Pero lo más sangrante no fue que la patulea de “hipsters” de
décima generación allí reunida mostrase omnivoras tragaderas, o que careciese
de criterio, o que lo tuviese inhibido al servicio de su diaria imagen de
suplemento semanal. Lo de verdad dramático es que quien sabe sea confundido también
hasta el punto de percibir lo de la parejita como “vanguardia”, cuando apenas
puede ser clasificado como balbuceante ejercicio retro. Por atenerme al palo, vanguardia
eran –y sólo quizá- los Grateful Dead de hace casi cincuenta años, y hace ese
medio siglo estos dos hubieran sonado ya como meros copistas poco afortunados,
cachorros despistados en la colisión entre tradición, nuevas maneras y
filosofía libertaria que aquellos propugnaban. La ventaja para los snobs de
entonces con respecto a nosotros es que con cierta seguridad el público hubiese
estado “en ácido” (que dice mi camarada El Implacable) en lugar de colocado con
su propio ego de saldo. Y ya de no follar, al menos hubiésemos podido
drogarnos.
Claro que es posible que estas reflexiones provengan
exclusivamente de mi envidia y mi frustración, porque claro, yo también quiero
hacer un tour europeo, yo también quiero tocar en la cripta de la iglesia de
Notre Dame de París (donde comparecerán este jueves 13) y yo también quiero
descojonarme en la cara del personal y que me aplaudan.
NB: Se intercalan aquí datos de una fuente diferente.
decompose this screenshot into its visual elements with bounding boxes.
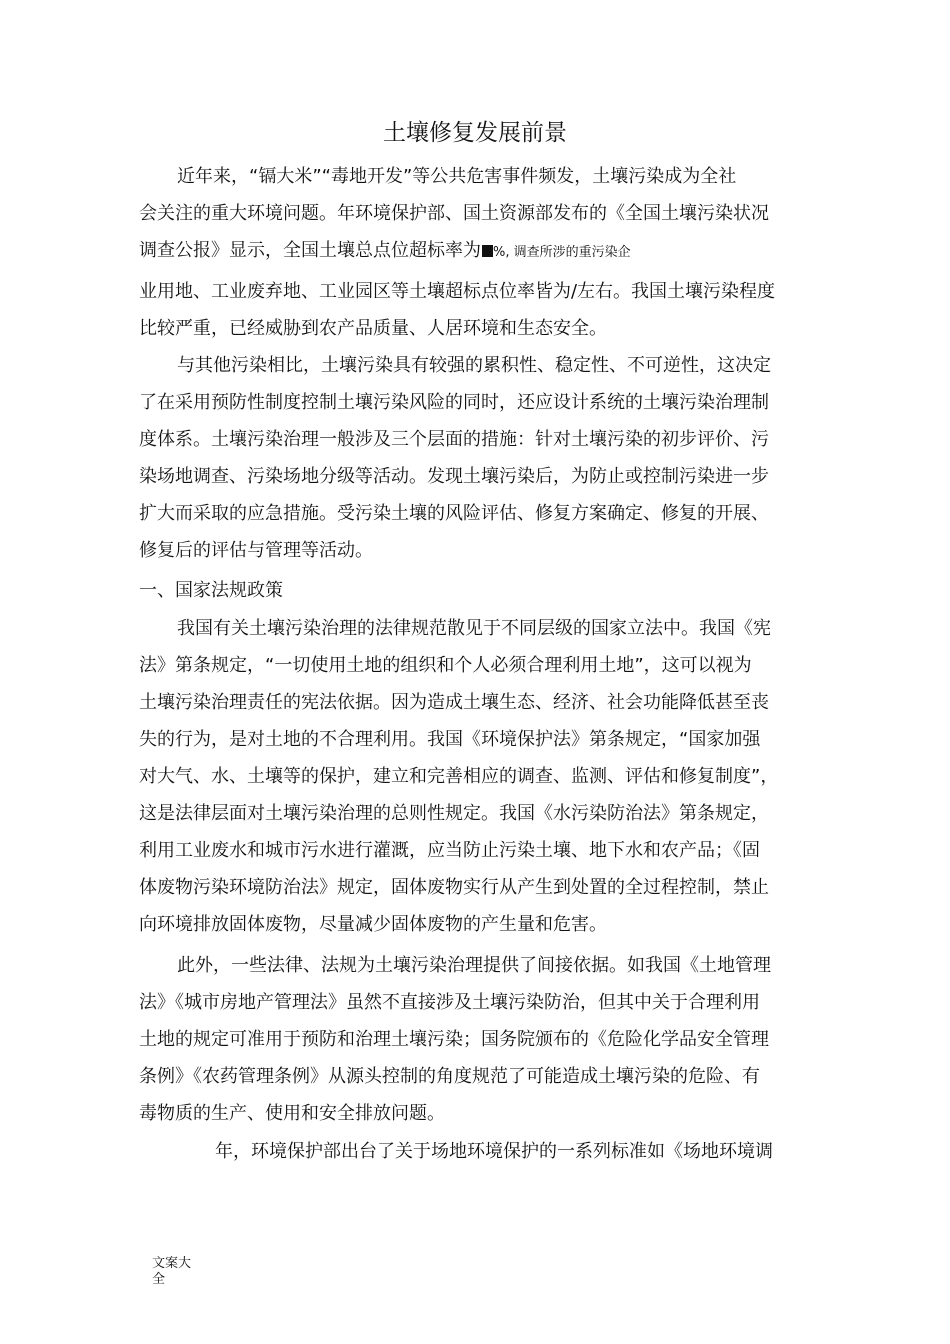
- text-segment: %, 调查所涉的重污染企: [493, 245, 631, 260]
- text-line: 近年来，“镉大米”“毒地开发”等公共危害事件频发，土壤污染成为全社: [177, 166, 737, 187]
- text-line: [139, 238, 819, 266]
- text-line: 年，环境保护部出台了关于场地环境保护的一系列标准如《场地环境调: [215, 1141, 773, 1162]
- text-line: 利用工业废水和城市污水进行灌溉，应当防止污染土壤、地下水和农产品；《固: [139, 840, 760, 861]
- section-heading: 一、国家法规政策: [139, 580, 283, 601]
- text-line: 了在采用预防性制度控制土壤污染风险的同时，还应设计系统的土壤污染治理制: [139, 392, 769, 413]
- text-line: 体废物污染环境防治法》规定，固体废物实行从产生到处置的全过程控制，禁止: [139, 877, 769, 898]
- redacted-square-icon: [482, 245, 493, 257]
- text-line: 土地的规定可准用于预防和治理土壤污染；国务院颁布的《危险化学品安全管理: [139, 1029, 769, 1050]
- text-line: 此外，一些法律、法规为土壤污染治理提供了间接依据。如我国《土地管理: [177, 955, 771, 976]
- text-line: 毒物质的生产、使用和安全排放问题。: [139, 1103, 445, 1124]
- text-line: 这是法律层面对土壤污染治理的总则性规定。我国《水污染防治法》第条规定，: [139, 803, 769, 824]
- text-line: 扩大而采取的应急措施。受污染土壤的风险评估、修复方案确定、修复的开展、: [139, 503, 769, 524]
- text-line: 我国有关土壤污染治理的法律规范散见于不同层级的国家立法中。我国《宪: [177, 618, 771, 639]
- text-line: 业用地、工业废弃地、工业园区等土壤超标点位率皆为/左右。我国土壤污染程度: [139, 281, 776, 302]
- text-line: 法》第条规定，“一切使用土地的组织和个人必须合理利用土地”，这可以视为: [139, 655, 752, 676]
- text-line: 比较严重，已经威胁到农产品质量、人居环境和生态安全。: [139, 318, 607, 339]
- text-line: 法》《城市房地产管理法》虽然不直接涉及土壤污染防治，但其中关于合理利用: [139, 992, 760, 1013]
- text-line: 与其他污染相比，土壤污染具有较强的累积性、稳定性、不可逆性，这决定: [177, 355, 771, 376]
- text-line: 会关注的重大环境问题。年环境保护部、国土资源部发布的《全国土壤污染状况: [139, 203, 769, 224]
- text-line: 修复后的评估与管理等活动。: [139, 540, 373, 561]
- text-line: 失的行为，是对土地的不合理利用。我国《环境保护法》第条规定，“国家加强: [139, 729, 761, 750]
- text-line: 条例》《农药管理条例》从源头控制的角度规范了可能造成土壤污染的危险、有: [139, 1066, 760, 1087]
- text-line: 对大气、水、土壤等的保护，建立和完善相应的调查、监测、评估和修复制度”，: [139, 766, 779, 787]
- text-line: 土壤污染治理责任的宪法依据。因为造成土壤生态、经济、社会功能降低甚至丧: [139, 692, 769, 713]
- page-footer: 文案大全: [152, 1256, 192, 1287]
- text-segment: 调查公报》显示，全国土壤总点位超标率为: [139, 240, 481, 261]
- text-line: 度体系。土壤污染治理一般涉及三个层面的措施：针对土壤污染的初步评价、污: [139, 429, 769, 450]
- text-line: 染场地调查、污染场地分级等活动。发现土壤污染后，为防止或控制污染进一步: [139, 466, 769, 487]
- text-line: 向环境排放固体废物，尽量减少固体废物的产生量和危害。: [139, 914, 607, 935]
- document-title: 土壤修复发展前景: [383, 120, 567, 146]
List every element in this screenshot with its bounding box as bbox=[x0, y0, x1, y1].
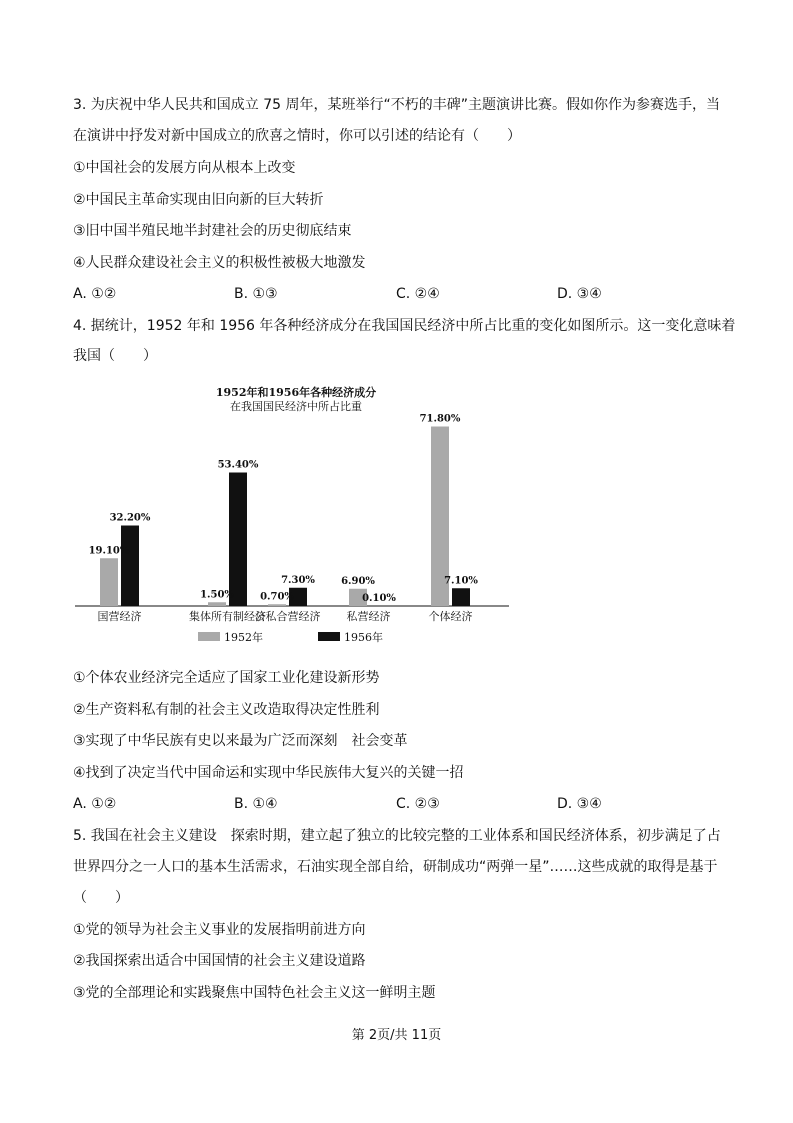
bar-label-1952-3: 6.90% bbox=[341, 575, 375, 587]
q4-item-3: ③实现了中华民族有史以来最为广泛而深刻 社会变革 bbox=[73, 733, 408, 749]
legend-swatch-1952 bbox=[198, 632, 220, 641]
bar-1952-1 bbox=[208, 602, 226, 606]
q4-item-1: ①个体农业经济完全适应了国家工业化建设新形势 bbox=[73, 670, 380, 686]
bar-label-1956-3: 0.10% bbox=[362, 592, 396, 604]
bar-1952-2 bbox=[268, 604, 286, 606]
q4-option-a[interactable]: A. ①② bbox=[73, 796, 117, 812]
q4-item-2: ②生产资料私有制的社会主义改造取得决定性胜利 bbox=[73, 702, 380, 718]
page-footer: 第 2页/共 11页 bbox=[351, 1028, 442, 1043]
q3-option-a[interactable]: A. ①② bbox=[73, 286, 117, 302]
chart-category-labels bbox=[98, 609, 473, 623]
bar-label-1956-1: 53.40% bbox=[217, 459, 259, 471]
q3-option-d[interactable]: D. ③④ bbox=[557, 286, 602, 302]
q5-stem-line3: （ ） bbox=[73, 890, 129, 906]
chart-title: 1952年和1956年各种经济成分 bbox=[215, 386, 377, 399]
category-label-3: 私营经济 bbox=[346, 610, 391, 623]
bar-label-1956-2: 7.30% bbox=[281, 574, 315, 586]
q3-item-1: ①中国社会的发展方向从根本上改变 bbox=[73, 160, 296, 176]
q3-item-3: ③旧中国半殖民地半封建社会的历史彻底结束 bbox=[73, 223, 352, 239]
q3-item-2: ②中国民主革命实现由旧向新的巨大转折 bbox=[73, 192, 324, 208]
q4-option-d[interactable]: D. ③④ bbox=[557, 796, 602, 812]
q5-item-3: ③党的全部理论和实践聚焦中国特色社会主义这一鲜明主题 bbox=[73, 985, 436, 1001]
q4-stem-line1: 4. 据统计，1952 年和 1956 年各种经济成分在我国国民经济中所占比重的变化如图所示。这一变化意味着 bbox=[73, 318, 736, 334]
bar-1956-3 bbox=[370, 606, 388, 607]
bar-label-1956-4: 7.10% bbox=[444, 575, 478, 587]
q5-item-1: ①党的领导为社会主义事业的发展指明前进方向 bbox=[73, 922, 366, 938]
category-label-1: 集体所有制经济 bbox=[189, 610, 266, 623]
category-label-2: 公私合营经济 bbox=[254, 610, 321, 623]
q5-stem-line1: 5. 我国在社会主义建设 探索时期，建立起了独立的比较完整的工业体系和国民经济体系，初步满足了占 bbox=[73, 828, 721, 844]
bar-label-1952-0: 19.10% bbox=[88, 545, 130, 557]
chart-subtitle: 在我国国民经济中所占比重 bbox=[230, 400, 362, 413]
q3-option-b[interactable]: B. ①③ bbox=[234, 286, 278, 302]
category-label-4: 个体经济 bbox=[428, 610, 473, 623]
bar-1952-0 bbox=[100, 558, 118, 606]
q4-option-c[interactable]: C. ②③ bbox=[396, 796, 440, 812]
bar-label-1956-0: 32.20% bbox=[109, 512, 151, 524]
category-label-0: 国营经济 bbox=[97, 610, 142, 623]
q4-item-4: ④找到了决定当代中国命运和实现中华民族伟大复兴的关键一招 bbox=[73, 765, 464, 781]
bar-1956-4 bbox=[452, 588, 470, 606]
q3-stem-line2: 在演讲中抒发对新中国成立的欣喜之情时，你可以引述的结论有（ ） bbox=[73, 128, 521, 144]
q3-item-4: ④人民群众建设社会主义的积极性被极大地激发 bbox=[73, 255, 366, 271]
q4-option-b[interactable]: B. ①④ bbox=[234, 796, 278, 812]
legend-label-1952: 1952年 bbox=[224, 631, 263, 644]
q5-stem-line2: 世界四分之一人口的基本生活需求，石油实现全部自给，研制成功“两弹一星”……这些成就的取得是基于 bbox=[73, 859, 718, 875]
q3-stem-line1: 3. 为庆祝中华人民共和国成立 75 周年，某班举行“不朽的丰碑”主题演讲比赛。假如你作为参赛选手，当 bbox=[73, 97, 721, 113]
bar-1956-1 bbox=[229, 473, 247, 607]
bar-label-1952-1: 1.50% bbox=[200, 589, 234, 601]
chart-legend bbox=[198, 630, 383, 644]
q5-item-2: ②我国探索出适合中国国情的社会主义建设道路 bbox=[73, 953, 366, 969]
q3-option-c[interactable]: C. ②④ bbox=[396, 286, 440, 302]
chart-bar-labels bbox=[89, 414, 479, 604]
economy-share-chart bbox=[73, 378, 513, 650]
q4-stem-line2: 我国（ ） bbox=[73, 348, 157, 364]
bar-label-1952-2: 0.70% bbox=[260, 591, 294, 603]
bar-1956-0 bbox=[121, 526, 139, 607]
bar-label-1952-4: 71.80% bbox=[419, 413, 461, 425]
legend-label-1956: 1956年 bbox=[344, 631, 383, 644]
legend-swatch-1956 bbox=[318, 632, 340, 641]
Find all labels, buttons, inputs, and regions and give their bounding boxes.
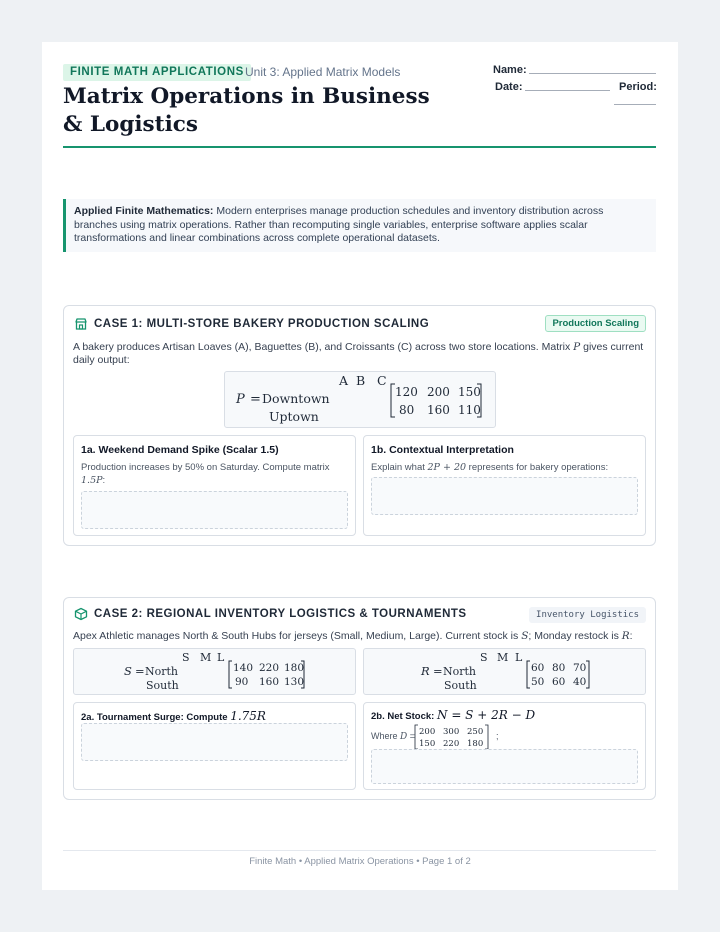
col-label: L — [515, 651, 523, 664]
date-label: Date: — [495, 81, 523, 93]
matrix-cell: 50 — [531, 676, 545, 688]
question-1b — [363, 435, 646, 536]
row-label: South — [444, 679, 477, 692]
question-1a — [73, 435, 356, 536]
callout-lead: Applied Finite Mathematics: — [74, 205, 214, 217]
matrix-cell: 60 — [531, 662, 545, 674]
matrix-cell: 90 — [235, 676, 249, 688]
row-label: North — [443, 665, 477, 678]
store-icon — [74, 317, 88, 331]
col-label: C — [377, 373, 387, 388]
col-label: M — [200, 651, 212, 664]
unit-label: Unit 3: Applied Matrix Models — [245, 65, 401, 79]
matrix-cell: 70 — [573, 662, 587, 674]
matrix-cell: 110 — [458, 403, 481, 417]
matrix-r-figure — [364, 649, 647, 696]
right-bracket — [485, 725, 488, 749]
inventory-logistics-tag: Inventory Logistics — [529, 607, 646, 623]
matrix-cell: 200 — [419, 727, 436, 737]
page-title: Matrix Operations in Business & Logistics — [63, 84, 430, 137]
matrix-r — [363, 648, 646, 695]
answer-2a-box[interactable] — [81, 723, 348, 761]
question-2b-title: 2b. Net Stock: N = S + 2R − D — [371, 708, 536, 722]
matrix-cell: 250 — [467, 727, 484, 737]
question-1a-text: Production increases by 50% on Saturday. Compute matrix 1.5P: — [81, 462, 330, 486]
matrix-cell: 60 — [552, 676, 566, 688]
left-bracket — [415, 725, 418, 749]
equals-sign: = — [250, 392, 261, 407]
matrix-cell: 160 — [427, 403, 450, 417]
matrix-cell: 140 — [233, 662, 254, 674]
col-label: S — [480, 651, 488, 664]
case-2-title: CASE 2: REGIONAL INVENTORY LOGISTICS & TOURNAMENTS — [94, 608, 467, 620]
row-label: Uptown — [269, 409, 319, 424]
matrix-s-figure — [74, 649, 357, 696]
period-label: Period: — [619, 81, 657, 93]
matrix-cell: 80 — [552, 662, 566, 674]
matrix-cell: 80 — [399, 403, 415, 417]
case-1-intro: A bakery produces Artisan Loaves (A), Baguettes (B), and Croissants (C) across two store locations. Matrix P gives current daily output: — [73, 341, 644, 366]
right-bracket — [586, 661, 589, 688]
worksheet-page — [42, 42, 678, 890]
answer-1a-box[interactable] — [81, 491, 348, 529]
matrix-name: P — [236, 392, 245, 407]
row-label: North — [145, 665, 179, 678]
matrix-s — [73, 648, 356, 695]
production-scaling-tag: Production Scaling — [545, 315, 646, 332]
matrix-name: R — [421, 664, 430, 678]
matrix-cell: 150 — [419, 739, 436, 749]
date-field[interactable] — [525, 90, 610, 91]
matrix-cell: 180 — [284, 662, 305, 674]
left-bracket — [527, 661, 530, 688]
case-1-title: CASE 1: MULTI-STORE BAKERY PRODUCTION SCALING — [94, 318, 430, 330]
page-footer: Finite Math • Applied Matrix Operations • Page 1 of 2 — [249, 856, 471, 867]
matrix-cell: 40 — [573, 676, 587, 688]
name-label: Name: — [493, 64, 527, 76]
name-field[interactable] — [529, 73, 656, 74]
col-label: L — [217, 651, 225, 664]
question-2a-title: 2a. Tournament Surge: Compute 1.75R — [81, 709, 266, 723]
equals-sign: = — [135, 664, 145, 678]
matrix-cell: 300 — [443, 727, 460, 737]
matrix-cell: 160 — [259, 676, 280, 688]
equals-sign: = — [433, 664, 443, 678]
matrix-p — [224, 371, 496, 428]
question-1a-title: 1a. Weekend Demand Spike (Scalar 1.5) — [81, 444, 279, 456]
question-2a — [73, 702, 356, 790]
col-label: S — [182, 651, 190, 664]
callout-text: Modern enterprises manage production schedules and inventory distribution across branches using matrix operations. Rather than recomputing single variables, enterprise software applies scalar transformations and linear combinations across complete operational datasets. — [74, 205, 604, 244]
question-1b-text: Explain what 2P + 20 represents for bakery operations: — [371, 462, 609, 473]
answer-2b-box[interactable] — [371, 749, 638, 784]
matrix-d-definition: Where D = 200 300 250 150 220 180 ; — [371, 723, 511, 751]
case-1-card — [63, 305, 656, 546]
course-badge: FINITE MATH APPLICATIONS — [63, 64, 251, 81]
matrix-cell: 150 — [458, 385, 481, 399]
matrix-p-figure — [225, 372, 497, 429]
matrix-name: S — [124, 664, 132, 678]
intro-callout — [63, 199, 656, 252]
col-label: B — [356, 373, 366, 388]
footer-rule — [63, 850, 656, 851]
matrix-cell: 120 — [395, 385, 418, 399]
matrix-cell: 220 — [259, 662, 280, 674]
matrix-cell: 220 — [443, 739, 460, 749]
header-rule — [63, 146, 656, 148]
matrix-d-figure — [414, 723, 494, 751]
matrix-cell: 180 — [467, 739, 484, 749]
left-bracket — [229, 661, 232, 688]
answer-1b-box[interactable] — [371, 477, 638, 515]
question-1b-title: 1b. Contextual Interpretation — [371, 444, 514, 456]
row-label: South — [146, 679, 179, 692]
case-2-card — [63, 597, 656, 800]
question-2b — [363, 702, 646, 790]
matrix-cell: 200 — [427, 385, 450, 399]
period-field[interactable] — [614, 104, 656, 105]
case-2-intro: Apex Athletic manages North & South Hubs for jerseys (Small, Medium, Large). Current stock is S; Monday restock is R: — [73, 630, 633, 642]
col-label: A — [339, 373, 349, 388]
row-label: Downtown — [262, 391, 330, 406]
matrix-cell: 130 — [284, 676, 305, 688]
col-label: M — [497, 651, 509, 664]
box-icon — [74, 607, 88, 621]
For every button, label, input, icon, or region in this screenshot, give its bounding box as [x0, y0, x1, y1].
Lamentablemente, suelo
ir en tiempo cuando toco (no siempre, ojo), afino al cantar (a veces) y me he
rasurado la barba recientemente. No cuadraría ni a taladro en el panteón del delux-proletariat de este lado del charco, siempre
dispuesto a confundir dos toneladas de alfalfa con la piedra filosofal, siempre
renuente a usar ese definitivo y saludable método crítico que es el botellazo
en la cabeza. Pena.
Mi amigo Fake lo llama “el síndrome de Daniel Johnston”,
pero esto lo explicaremos en otra ocasión. Yo digo, con él, que hay quien
desafina de manera gloriosa y quien trastabilla a varios palmos por encima del
suelo, pero que son contados, se los distingue a la perfección y a menudo lo
hacen (y lo sufren) porque no lo pueden evitar. En todo caso, quizá habría que
recomendar a los entendidos, y al público también, que aprendiesen algunos
rudimentos musicales, y acaso algo de inglés, para poder distinguir el
timo de la estampita de la banda del millón de dólares. O convencerles de que
llevar la contraria ha vuelto a ser “cool”. O, en el tercero de los casos
posibles, animarles a que desesperen de su ansiosa y extenuante búsqueda de vanguardias, ya
sean estas modestas. El mundo no cambia a empujones de guitarra deshilachada y
medias sonrisas. Cambia a base de muertos de hambre y guillotinas. Y a peor.
Pero eso ya lo sabían ustedes, ¿no es así? //LUIS BOULLOSA
3 comentarios:
brutal la critica.
por una critica musical dura y con fundamento!
saludos!
PUTA ENVIDIA...
PUTA ENVIDIA...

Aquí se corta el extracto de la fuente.